The barkeep made his way over at Cafas beckoning. He wanted another drink, but after looking at is beer he decided he didn't want another of these. Yankee beers, like everything else they did, left much to be desired. "Best Mexican beer yah got, with lime." He'd learned a long time ago you had to ask for that here. Most bartenders knew you served Mexican beer with lime, but it seemed one too many didn't. He then drank the rest of the beer and set down the empty bottle.
"Oh? Bullets don' work on you? That seems rather unfair."
Was Rather.
"Had I shot an' it didn' drop you, would going up t' bat something built Ford tough have worked?"
Depends how much metal was exposed. He said as much.
"I hadn't wanted t' shoot yah. Even then I still wadn't a cold blooded killer."
That made one of them. He'd done more than his share of cold calculated killings since the collapse. A deranged part of his brain, obsessed with justice. An utterly arbitrary justice at that. An eye for an eye, where it had suited him. He did a lot with hot blood too. Mostly for friends.
"Better man than most out there then. The cold blooded ones tend to be the ones that live." Not very long. Not with the being Cafas had degenerated to.
Money was payed to the barkeep as drinks were given over the bar to the men. "So, what brings you here? Just the open mic?"

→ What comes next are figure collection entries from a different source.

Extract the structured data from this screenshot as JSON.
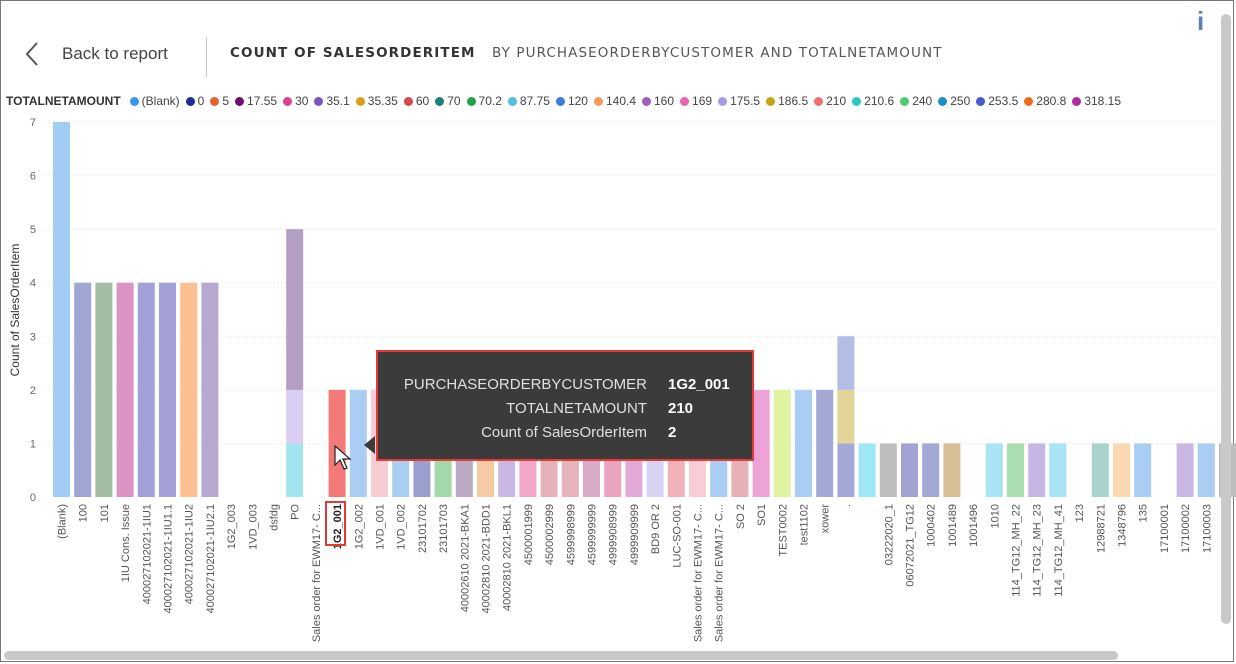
{
  "header": {
    "back_label": "Back to report",
    "title": "COUNT OF SALESORDERITEM",
    "subtitle": "BY PURCHASEORDERBYCUSTOMER AND TOTALNETAMOUNT",
    "info_icon": "i"
  },
  "legend": {
    "title": "TOTALNETAMOUNT",
    "items": [
      {
        "label": "(Blank)",
        "color": "#3a96e8"
      },
      {
        "label": "0",
        "color": "#1f2a9a"
      },
      {
        "label": "5",
        "color": "#e4622e"
      },
      {
        "label": "17.55",
        "color": "#6a1070"
      },
      {
        "label": "30",
        "color": "#e0408e"
      },
      {
        "label": "35.1",
        "color": "#7a56c2"
      },
      {
        "label": "35.35",
        "color": "#d7a018"
      },
      {
        "label": "60",
        "color": "#d6484f"
      },
      {
        "label": "70",
        "color": "#1b7f7a"
      },
      {
        "label": "70.2",
        "color": "#1ea34a"
      },
      {
        "label": "87.75",
        "color": "#4fc0d8"
      },
      {
        "label": "120",
        "color": "#3a7be0"
      },
      {
        "label": "140.4",
        "color": "#f59a58"
      },
      {
        "label": "160",
        "color": "#9b5fc0"
      },
      {
        "label": "169",
        "color": "#e866ae"
      },
      {
        "label": "175.5",
        "color": "#a99ae8"
      },
      {
        "label": "186.5",
        "color": "#c2a617"
      },
      {
        "label": "210",
        "color": "#ef6f6f"
      },
      {
        "label": "210.6",
        "color": "#2ac9c0"
      },
      {
        "label": "240",
        "color": "#4ecb6c"
      },
      {
        "label": "250",
        "color": "#1d8fc8"
      },
      {
        "label": "253.5",
        "color": "#4a5ac8"
      },
      {
        "label": "280.8",
        "color": "#f06a1c"
      },
      {
        "label": "318.15",
        "color": "#b02aa4"
      }
    ]
  },
  "tooltip": {
    "rows": [
      {
        "key": "PURCHASEORDERBYCUSTOMER",
        "value": "1G2_001"
      },
      {
        "key": "TOTALNETAMOUNT",
        "value": "210"
      },
      {
        "key": "Count of SalesOrderItem",
        "value": "2"
      }
    ]
  },
  "chart_data": {
    "type": "bar",
    "stacked": true,
    "title": "COUNT OF SALESORDERITEM BY PURCHASEORDERBYCUSTOMER AND TOTALNETAMOUNT",
    "xlabel": "",
    "ylabel": "Count of SalesOrderItem",
    "ylim": [
      0,
      7
    ],
    "yticks": [
      0,
      1,
      2,
      3,
      4,
      5,
      6,
      7
    ],
    "grid": true,
    "legend_position": "top",
    "highlighted_category": "1G2_001",
    "categories": [
      {
        "label": "(Blank)",
        "segments": [
          {
            "value": 7,
            "color": "#9fcdf3"
          }
        ]
      },
      {
        "label": "100",
        "segments": [
          {
            "value": 4,
            "color": "#9fa6d3"
          }
        ]
      },
      {
        "label": "101",
        "segments": [
          {
            "value": 4,
            "color": "#a2bda3"
          }
        ]
      },
      {
        "label": "1IU Cons. Issue",
        "segments": [
          {
            "value": 4,
            "color": "#db93c4"
          }
        ]
      },
      {
        "label": "400027102021-1IU1",
        "segments": [
          {
            "value": 4,
            "color": "#a2a2d8"
          }
        ]
      },
      {
        "label": "400027102021-1IU1.1",
        "segments": [
          {
            "value": 4,
            "color": "#a2a2d8"
          }
        ]
      },
      {
        "label": "400027102021-1IU2",
        "segments": [
          {
            "value": 4,
            "color": "#fbbf92"
          }
        ]
      },
      {
        "label": "400027102021-1IU2.1",
        "segments": [
          {
            "value": 4,
            "color": "#b7a8cf"
          }
        ]
      },
      {
        "label": "1G2_003",
        "segments": []
      },
      {
        "label": "1VD_003",
        "segments": []
      },
      {
        "label": "dsfdg",
        "segments": []
      },
      {
        "label": "PO",
        "segments": [
          {
            "value": 1,
            "color": "#a2e4f0"
          },
          {
            "value": 1,
            "color": "#d9cdf3"
          },
          {
            "value": 3,
            "color": "#b39fc4"
          }
        ]
      },
      {
        "label": "Sales order for EWM17- C...",
        "segments": []
      },
      {
        "label": "1G2_001",
        "segments": [
          {
            "value": 2,
            "color": "#f47a7a"
          }
        ]
      },
      {
        "label": "1G2_002",
        "segments": [
          {
            "value": 2,
            "color": "#a9cdf3"
          }
        ]
      },
      {
        "label": "1VD_001",
        "segments": [
          {
            "value": 2,
            "color": "#f7cdd4"
          }
        ]
      },
      {
        "label": "1VD_002",
        "segments": [
          {
            "value": 2,
            "color": "#a9cdf3"
          }
        ]
      },
      {
        "label": "23101702",
        "segments": [
          {
            "value": 1,
            "color": "#9a9fce"
          }
        ]
      },
      {
        "label": "23101703",
        "segments": [
          {
            "value": 1,
            "color": "#a3d9a9"
          }
        ]
      },
      {
        "label": "40002610 2021-BKA1",
        "segments": [
          {
            "value": 1,
            "color": "#b9a9c3"
          }
        ]
      },
      {
        "label": "40002810 2021-BDD1",
        "segments": [
          {
            "value": 1,
            "color": "#f4cba3"
          }
        ]
      },
      {
        "label": "40002810 2021-BKL1",
        "segments": [
          {
            "value": 1,
            "color": "#c9b8e3"
          }
        ]
      },
      {
        "label": "4500001999",
        "segments": [
          {
            "value": 1,
            "color": "#f2a6c8"
          }
        ]
      },
      {
        "label": "4500002999",
        "segments": [
          {
            "value": 1,
            "color": "#e6b1b8"
          }
        ]
      },
      {
        "label": "4599998999",
        "segments": [
          {
            "value": 1,
            "color": "#e8b4bc"
          }
        ]
      },
      {
        "label": "4599999999",
        "segments": [
          {
            "value": 1,
            "color": "#d9a9c8"
          }
        ]
      },
      {
        "label": "4999908999",
        "segments": [
          {
            "value": 1,
            "color": "#eaa4c0"
          }
        ]
      },
      {
        "label": "4999909999",
        "segments": [
          {
            "value": 1,
            "color": "#e2a8d6"
          }
        ]
      },
      {
        "label": "BD9 OR 2",
        "segments": [
          {
            "value": 1,
            "color": "#d9d3f3"
          }
        ]
      },
      {
        "label": "LUC-SO-001",
        "segments": [
          {
            "value": 1,
            "color": "#f1b3b8"
          }
        ]
      },
      {
        "label": "Sales order for EWM17- C...",
        "segments": [
          {
            "value": 1,
            "color": "#f8cdd3"
          }
        ]
      },
      {
        "label": "Sales order for EWM17- C...",
        "segments": [
          {
            "value": 2,
            "color": "#a9cdf3"
          }
        ]
      },
      {
        "label": "SO 2",
        "segments": [
          {
            "value": 2,
            "color": "#e6b1b8"
          }
        ]
      },
      {
        "label": "SO1",
        "segments": [
          {
            "value": 2,
            "color": "#eea3d6"
          }
        ]
      },
      {
        "label": "TEST0002",
        "segments": [
          {
            "value": 2,
            "color": "#e0f3a0"
          }
        ]
      },
      {
        "label": "test1102",
        "segments": [
          {
            "value": 2,
            "color": "#a9cdf3"
          }
        ]
      },
      {
        "label": "xower",
        "segments": [
          {
            "value": 2,
            "color": "#a3a8d6"
          }
        ]
      },
      {
        "label": ".",
        "segments": [
          {
            "value": 1,
            "color": "#a3a8d6"
          },
          {
            "value": 1,
            "color": "#e3d497"
          },
          {
            "value": 1,
            "color": "#b3bde6"
          }
        ]
      },
      {
        "label": "",
        "segments": [
          {
            "value": 1,
            "color": "#9ee7f6"
          }
        ]
      },
      {
        "label": "03222020_1",
        "segments": [
          {
            "value": 1,
            "color": "#bebebe"
          }
        ]
      },
      {
        "label": "06072021_TG12",
        "segments": [
          {
            "value": 1,
            "color": "#a3a3d3"
          }
        ]
      },
      {
        "label": "1000402",
        "segments": [
          {
            "value": 1,
            "color": "#a3a8d6"
          }
        ]
      },
      {
        "label": "1001489",
        "segments": [
          {
            "value": 1,
            "color": "#d9bf95"
          }
        ]
      },
      {
        "label": "1001496",
        "segments": []
      },
      {
        "label": "1010",
        "segments": [
          {
            "value": 1,
            "color": "#a9e4f6"
          }
        ]
      },
      {
        "label": "114_TG12_MH_22",
        "segments": [
          {
            "value": 1,
            "color": "#a9dfb0"
          }
        ]
      },
      {
        "label": "114_TG12_MH_23",
        "segments": [
          {
            "value": 1,
            "color": "#c6b6e3"
          }
        ]
      },
      {
        "label": "114_TG12_MH_41",
        "segments": [
          {
            "value": 1,
            "color": "#a9e4f6"
          }
        ]
      },
      {
        "label": "123",
        "segments": []
      },
      {
        "label": "12988721",
        "segments": [
          {
            "value": 1,
            "color": "#a8d3cb"
          }
        ]
      },
      {
        "label": "1348796",
        "segments": [
          {
            "value": 1,
            "color": "#fad9b0"
          }
        ]
      },
      {
        "label": "135",
        "segments": [
          {
            "value": 1,
            "color": "#a9cdf3"
          }
        ]
      },
      {
        "label": "17100001",
        "segments": []
      },
      {
        "label": "17100002",
        "segments": [
          {
            "value": 1,
            "color": "#c9b8e3"
          }
        ]
      },
      {
        "label": "17100003",
        "segments": [
          {
            "value": 1,
            "color": "#a9cdf3"
          }
        ]
      },
      {
        "label": "",
        "segments": [
          {
            "value": 1,
            "color": "#bebebe"
          }
        ]
      }
    ]
  }
}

"Cold blooded or content t' keep mostly t' themselves." The latter plus his ability to defend when the former came knocking had kept him alive. One could argue the Ranger's willingness to do what must be done makes him cold hearted, but those people live in a fantasy land... and a fine beer with lime was now in front of him.
Squeeze the lime, stuff it in, tip the bottle, enjoy. There is a reason some poople go to work just for cerveza money. "It's an excuse," He started with a wave vaguely toward the stage."a reason t' play. Not t' mention a chance t' culture these Yanks." A smile crossing his face with the last line. "What 'bout you? The booze is fair enough, but I can' say much about who they allow t' play here."
"Trying to numb my mind. Been a busy day as an X-man. This place was open, cheap, and had live music, so I came in." So far the alcohol didn't seem to be helping much. His mind was tired. Sleep was likely what he really needed, but alcohol... Well, it just had a way of drawing him to it.
That's all kinds of troubling right there.
He made a mental note to try and stop that. He promptly lost that note under the pile of others he'd made recently. He took a long sip and looked over to the southerner (though perhaps that term was somewhat more appropriate for Cafas, in terms of place of origin.) "You know, I used to think the X-men were this group who operated outside the law to do what needed to be done; Save who needed to be saved. People who had morals, tried to help the world even if it meant ignoring the law, or risking their lives." Another sip was called for.
"Now I'm there, you know what I see? A freak show SWAT team. We joined up with the police and now we're just cops without badges. It's bullshit. I'm starting to think that Judge character might have a better idea than the X-men."